God the Glorious Creator
Psalm 8:1-9
O LORD, our Lord, how excellent is your name in all the earth! who have set your glory above the heavens.…


It is midnight. The sky is bright with stars. As the psalmist muses, the fire burns, and he bursts into song. The psalm is not for Israel alone, but brings before the mind such a vision of the glory of God as the great Creator, as binds all people of every land and age in a brotherhood of worship.
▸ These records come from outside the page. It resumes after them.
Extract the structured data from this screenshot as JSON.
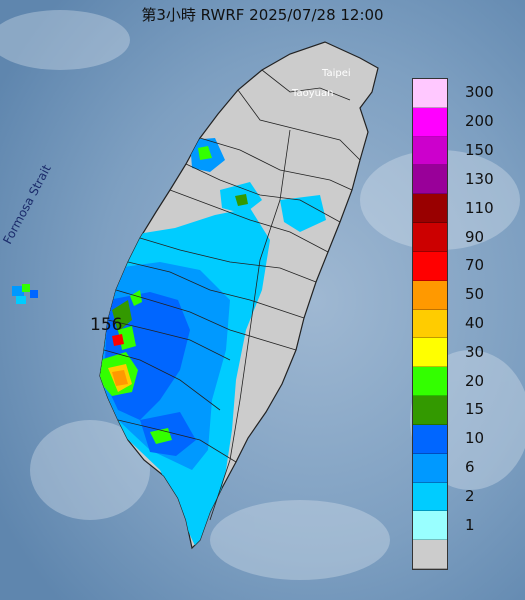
{
  "title": "第3小時  RWRF 2025/07/28 12:00",
  "map_labels": {
    "strait": "Formosa Strait",
    "taipei": "Taipei",
    "taoyuan": "Taoyuan",
    "max_value": "156"
  },
  "legend": [
    {
      "label": "300",
      "color": "#ffc8ff"
    },
    {
      "label": "200",
      "color": "#ff00ff"
    },
    {
      "label": "150",
      "color": "#cc00cc"
    },
    {
      "label": "130",
      "color": "#990099"
    },
    {
      "label": "110",
      "color": "#990000"
    },
    {
      "label": "90",
      "color": "#cc0000"
    },
    {
      "label": "70",
      "color": "#ff0000"
    },
    {
      "label": "50",
      "color": "#ff9900"
    },
    {
      "label": "40",
      "color": "#ffcc00"
    },
    {
      "label": "30",
      "color": "#ffff00"
    },
    {
      "label": "20",
      "color": "#33ff00"
    },
    {
      "label": "15",
      "color": "#339900"
    },
    {
      "label": "10",
      "color": "#0066ff"
    },
    {
      "label": "6",
      "color": "#0099ff"
    },
    {
      "label": "2",
      "color": "#00ccff"
    },
    {
      "label": "1",
      "color": "#99ffff"
    },
    {
      "label": "",
      "color": "#cccccc"
    }
  ],
  "colors": {
    "sea": "#6f94b8",
    "land": "#cccccc",
    "border": "#222222"
  }
}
I. GOD'S GLORY REVEALED IN NATURE. The heavens have a purpose. The outward glory images the inward and spiritual glory. The stars are silent witnesses for God. Their size, their order, their steadfastness, their splendour, and their mystery, which grow and deepen as investigation is prosecuted and knowledge increases, all proclaim the greatness of God. And the more the glory of God strikes our eye, the humbler do we feel in his awful presence. "When I have gazed into these stars," said Carlyle, "have they not looked down upon me, as if with pity, from their serene spaces, like eyes glistening with heavenly tears over the little lot of man?" But while the glory of God in the heavens is fitted to humble us, it also awakens aspiration. It is the same God who rules above and below. If God so cares for stars, will he not much more care for souls? The argument of our Lord applies to the heavens as well as the earth - to the creation above and beneath. "Are ye not much better than they?" (Matthew 6:26).

II. GOD'S GLORY MORE FULLY REVEALED IN MAN. It may be said that in man mundane creation first of all became intelligent, self-conscious, endowed with conscience and will, able so far to understand its Maker. Man is the last and fullest expression of God's thought - a being like himself, and that can hold communication with himself. It is only through man, made in God's image, that God could rightly reveal himself. If the heavens stood alone, there would be silence. But when man was created, there was an eye made to see, and a heart to feel, and a voice to proclaim God's praise.

1. The greatness of man's being.

2. The dignity of his position. The last is first. Man is put at the head of creation. The past has evidence of his lordship, and more and more his sway increases. It is his, not only to replenish, but to subdue the earth.

3. The grandeur of his destiny. He has not only a great past, but a great future. God has not only given man his being, but provided also for his well-being. He has visited and redeemed his people (Ephesians 1:3-10).

III. GOD'S GLORY MOST PERFECTLY REVEALED IN CHRIST. What is dimly seen in creation and in man awakens the desire for more light and a fuller knowledge of God. This yearning is met and satisfied in Jesus Christ. He is perfect God and perfect Man. We might conceive of a man simply, so enlightened and swayed by God as that he should in all things be in harmony with God. In so far he might perfectly express God's mind and will. But there is far more in Christ. He is perfect Man and perfect God. He is the true Immanuel - God with us (John 14:9, 10). Open, ye heavens, and let us see the Lord as Isaiah did (Isaiah 6:1-3)! Purge our eyes O Spirit of love and holiness, and let us behold Christ Jesus as Stephen did! and then we shall cry, with wonder, love, and praise, "It is the same Lord, 'my Lord and my God!'" Having such a faith, there is no bound to our hopes. What Christ did, he did for us; what Christ does, he does for us. We died with him and rose with him, and with him we shall be glorified (Ephesians 1:17-23). - W.F.



Parallel Verses
KJV: {To the chief Musician upon Gittith, A Psalm of David.} O LORD our Lord, how excellent is thy name in all the earth! who hast set thy glory above the heavens.

WEB: Yahweh, our Lord, how majestic is your name in all the earth, who has set your glory above the heavens!